NGram search troubles(Is it possible to match entire string)

I am almost positive that this is a simple misunderstanding on my part as I'm very new to Elasticsearch. I am trying to implement a substring matching search using ngrams. I've got it set as max_ngram_diff of 10. My setup looks something like:

  "filter": {
      "barcode_filter": {
        "type": "nGram",
        "min_gram": "4",
        "max_gram": "14"
      }
    },
    "analyzer": {
      "barcode_filter_analyzer": {
        "filter": [
          "lowercase",
          "barcode_filter"
        ],
        "type": "custom",
        "tokenizer": "standard"
      }
    }

My field is defined as barcode with analyzer set to barcode_filter_analyzer.

My goal is to be able to find substrings. So something like "V741" should find every barcode with that substring. Something like "ZR000041" should also find every barcode containing that entire substring. While the second example will find every barcode containing the entire substring, it also finds every barcode containing "0000" for example. My initial thought was to use the score but that doesn't seem to work as a barcode like 00000000000101 will end up having a very high score.

Is there any good way to require that the entire query string be found? This is currently only in testing on my PC so anything requiring scrapping and restarting the index is not a big deal so if I'm approaching this in entirely the wrong way I'm happy to adjust. Any help at all would be greatly appreciated!

hey,

so the reason for this behaviour is, that by configuring a ngram filter in your mapping, this filter will also be used when querying data. This means a string like ZR000041, will be depicted into ngrams on the query side as well.

See this example

DELETE test

PUT test
{
  "mappings": {
    "properties": {
      "my_field": {
        "type": "text",
        "analyzer": "barcode_filter_analyzer",
        "fields": {
          "keyword" : {
            "type" : "keyword"
          }
        }
      }
    }
  },
  "settings": {
    "analysis": {
      "filter": {
        "barcode_filter": {
          "type": "nGram",
          "min_gram": "4",
          "max_gram": "5"
        }
      },
      "analyzer": {
        "barcode_filter_analyzer": {
          "filter": [
            "lowercase",
            "barcode_filter"
          ],
          "type": "custom",
          "tokenizer": "standard"
        }
      }
    }
  }
}

GET test/_analyze
{
  "text": "ZR000041",
  "analyzer": "barcode_filter_analyzer"
}

PUT test/_doc/2
{
  "my_field": "ZR000042"
}


PUT test/_doc/1?refresh=true
{
  "my_field": "ZR000041"
}

# finds only one product
GET test/_search 
{
  "query": {
    "match": {
      "my_field": {
        "query": "0041"
      }
    }
  }
}

# finds both products
GET test/_search 
{
  "query": {
    "match": {
      "my_field": {
        "query": "ZR000041",
        "operator": "and"
      }
    }
  }
}

# favor exact match
GET test/_search 
{
  "query": {
    "multi_match": {
      "query": "ZR000041",
      "fields": [ "my_field", "my_field.keyword^2" ]
    }
  }
}

One last thing in order to understand scoring is to use the explain: true parameter in your search, as this will show you the final lucene query.

GET test/_search 
{
  "explain": true, 
  "query": {
    "match": {
      "my_field": {
        "query": "ZR000041"
      }
    }
  }
}

Hope this helps...

--Alex

To add to Alex' explanation here, one solution could be to provide a search analyzer that does not apply the ngram filter to the query terms.
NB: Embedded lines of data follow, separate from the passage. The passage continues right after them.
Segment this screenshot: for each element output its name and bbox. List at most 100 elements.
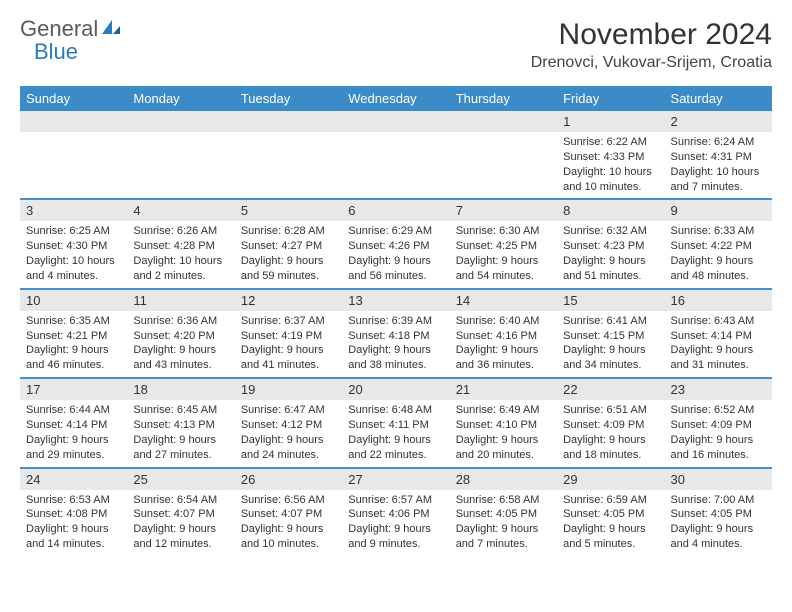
sunrise-text: Sunrise: 6:43 AM [671,314,766,329]
daylight-text: Daylight: 9 hours and 24 minutes. [241,433,336,463]
calendar-cell [20,111,127,199]
calendar-cell: 25Sunrise: 6:54 AMSunset: 4:07 PMDayligh… [127,468,234,556]
sunset-text: Sunset: 4:30 PM [26,239,121,254]
day-number: 26 [235,469,342,490]
day-number: 14 [450,290,557,311]
sunset-text: Sunset: 4:10 PM [456,418,551,433]
sunrise-text: Sunrise: 6:57 AM [348,493,443,508]
sunset-text: Sunset: 4:08 PM [26,507,121,522]
day-number: 19 [235,379,342,400]
calendar-cell: 23Sunrise: 6:52 AMSunset: 4:09 PMDayligh… [665,378,772,467]
weekday-header-row: SundayMondayTuesdayWednesdayThursdayFrid… [20,86,772,111]
weekday-header: Tuesday [235,86,342,111]
day-details: Sunrise: 6:59 AMSunset: 4:05 PMDaylight:… [557,490,664,556]
daylight-text: Daylight: 9 hours and 41 minutes. [241,343,336,373]
day-number: 22 [557,379,664,400]
daylight-text: Daylight: 9 hours and 46 minutes. [26,343,121,373]
sail-icon [100,18,122,41]
blank-day-header [342,111,449,132]
day-details: Sunrise: 6:54 AMSunset: 4:07 PMDaylight:… [127,490,234,556]
daylight-text: Daylight: 9 hours and 20 minutes. [456,433,551,463]
calendar-cell: 2Sunrise: 6:24 AMSunset: 4:31 PMDaylight… [665,111,772,199]
day-number: 18 [127,379,234,400]
day-number: 13 [342,290,449,311]
sunset-text: Sunset: 4:18 PM [348,329,443,344]
daylight-text: Daylight: 9 hours and 18 minutes. [563,433,658,463]
weekday-header: Sunday [20,86,127,111]
day-details: Sunrise: 6:32 AMSunset: 4:23 PMDaylight:… [557,221,664,287]
calendar-cell: 11Sunrise: 6:36 AMSunset: 4:20 PMDayligh… [127,289,234,378]
calendar-row: 1Sunrise: 6:22 AMSunset: 4:33 PMDaylight… [20,111,772,199]
sunrise-text: Sunrise: 6:47 AM [241,403,336,418]
location-subtitle: Drenovci, Vukovar-Srijem, Croatia [531,54,772,72]
sunrise-text: Sunrise: 6:52 AM [671,403,766,418]
day-details: Sunrise: 7:00 AMSunset: 4:05 PMDaylight:… [665,490,772,556]
logo-word-2: Blue [34,39,78,64]
day-details: Sunrise: 6:51 AMSunset: 4:09 PMDaylight:… [557,400,664,466]
calendar-cell: 9Sunrise: 6:33 AMSunset: 4:22 PMDaylight… [665,199,772,288]
daylight-text: Daylight: 9 hours and 9 minutes. [348,522,443,552]
day-details: Sunrise: 6:39 AMSunset: 4:18 PMDaylight:… [342,311,449,377]
day-number: 15 [557,290,664,311]
sunset-text: Sunset: 4:25 PM [456,239,551,254]
calendar-cell: 5Sunrise: 6:28 AMSunset: 4:27 PMDaylight… [235,199,342,288]
day-number: 28 [450,469,557,490]
calendar-cell: 8Sunrise: 6:32 AMSunset: 4:23 PMDaylight… [557,199,664,288]
weekday-header: Saturday [665,86,772,111]
calendar-row: 10Sunrise: 6:35 AMSunset: 4:21 PMDayligh… [20,289,772,378]
sunrise-text: Sunrise: 6:48 AM [348,403,443,418]
day-details: Sunrise: 6:37 AMSunset: 4:19 PMDaylight:… [235,311,342,377]
daylight-text: Daylight: 9 hours and 7 minutes. [456,522,551,552]
sunset-text: Sunset: 4:21 PM [26,329,121,344]
day-details: Sunrise: 6:24 AMSunset: 4:31 PMDaylight:… [665,132,772,198]
day-number: 27 [342,469,449,490]
calendar-cell: 6Sunrise: 6:29 AMSunset: 4:26 PMDaylight… [342,199,449,288]
day-number: 4 [127,200,234,221]
day-number: 11 [127,290,234,311]
daylight-text: Daylight: 9 hours and 4 minutes. [671,522,766,552]
day-number: 8 [557,200,664,221]
sunset-text: Sunset: 4:15 PM [563,329,658,344]
day-details: Sunrise: 6:48 AMSunset: 4:11 PMDaylight:… [342,400,449,466]
calendar-cell [450,111,557,199]
sunset-text: Sunset: 4:07 PM [241,507,336,522]
sunset-text: Sunset: 4:09 PM [671,418,766,433]
daylight-text: Daylight: 9 hours and 14 minutes. [26,522,121,552]
calendar-cell: 3Sunrise: 6:25 AMSunset: 4:30 PMDaylight… [20,199,127,288]
daylight-text: Daylight: 10 hours and 10 minutes. [563,165,658,195]
sunset-text: Sunset: 4:13 PM [133,418,228,433]
weekday-header: Thursday [450,86,557,111]
month-title: November 2024 [531,18,772,52]
blank-day-header [20,111,127,132]
sunrise-text: Sunrise: 6:24 AM [671,135,766,150]
day-details: Sunrise: 6:25 AMSunset: 4:30 PMDaylight:… [20,221,127,287]
calendar-cell: 29Sunrise: 6:59 AMSunset: 4:05 PMDayligh… [557,468,664,556]
calendar-cell: 16Sunrise: 6:43 AMSunset: 4:14 PMDayligh… [665,289,772,378]
calendar-cell: 12Sunrise: 6:37 AMSunset: 4:19 PMDayligh… [235,289,342,378]
calendar-cell [342,111,449,199]
calendar-row: 17Sunrise: 6:44 AMSunset: 4:14 PMDayligh… [20,378,772,467]
calendar-cell: 21Sunrise: 6:49 AMSunset: 4:10 PMDayligh… [450,378,557,467]
title-block: November 2024 Drenovci, Vukovar-Srijem, … [531,18,772,72]
calendar-cell: 30Sunrise: 7:00 AMSunset: 4:05 PMDayligh… [665,468,772,556]
sunset-text: Sunset: 4:23 PM [563,239,658,254]
day-details: Sunrise: 6:44 AMSunset: 4:14 PMDaylight:… [20,400,127,466]
daylight-text: Daylight: 9 hours and 54 minutes. [456,254,551,284]
day-number: 17 [20,379,127,400]
day-details: Sunrise: 6:45 AMSunset: 4:13 PMDaylight:… [127,400,234,466]
day-number: 5 [235,200,342,221]
day-details: Sunrise: 6:41 AMSunset: 4:15 PMDaylight:… [557,311,664,377]
calendar-cell: 4Sunrise: 6:26 AMSunset: 4:28 PMDaylight… [127,199,234,288]
blank-day-header [450,111,557,132]
calendar-cell: 10Sunrise: 6:35 AMSunset: 4:21 PMDayligh… [20,289,127,378]
day-details: Sunrise: 6:40 AMSunset: 4:16 PMDaylight:… [450,311,557,377]
day-number: 10 [20,290,127,311]
day-number: 30 [665,469,772,490]
day-details: Sunrise: 6:22 AMSunset: 4:33 PMDaylight:… [557,132,664,198]
day-number: 25 [127,469,234,490]
calendar-cell: 19Sunrise: 6:47 AMSunset: 4:12 PMDayligh… [235,378,342,467]
day-number: 9 [665,200,772,221]
sunrise-text: Sunrise: 6:36 AM [133,314,228,329]
calendar-cell [235,111,342,199]
weekday-header: Wednesday [342,86,449,111]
You could do that by configuring a search_analyzer in your mapping, or by providing an analyzer in your query:

GET test/_search 
{
  "query": {
    "match": {
      "my_field": {
        "query": "ZR000041",
        "analyzer": "standard"
      }
    }
  }
}
2 Likes

Thanks Alex, I figured that was what was happening but was having trouble wording it! Thanks for the tip on the explain, I'd not seen that before!

Abdon, this seems to do exactly what I wanted. Thank you!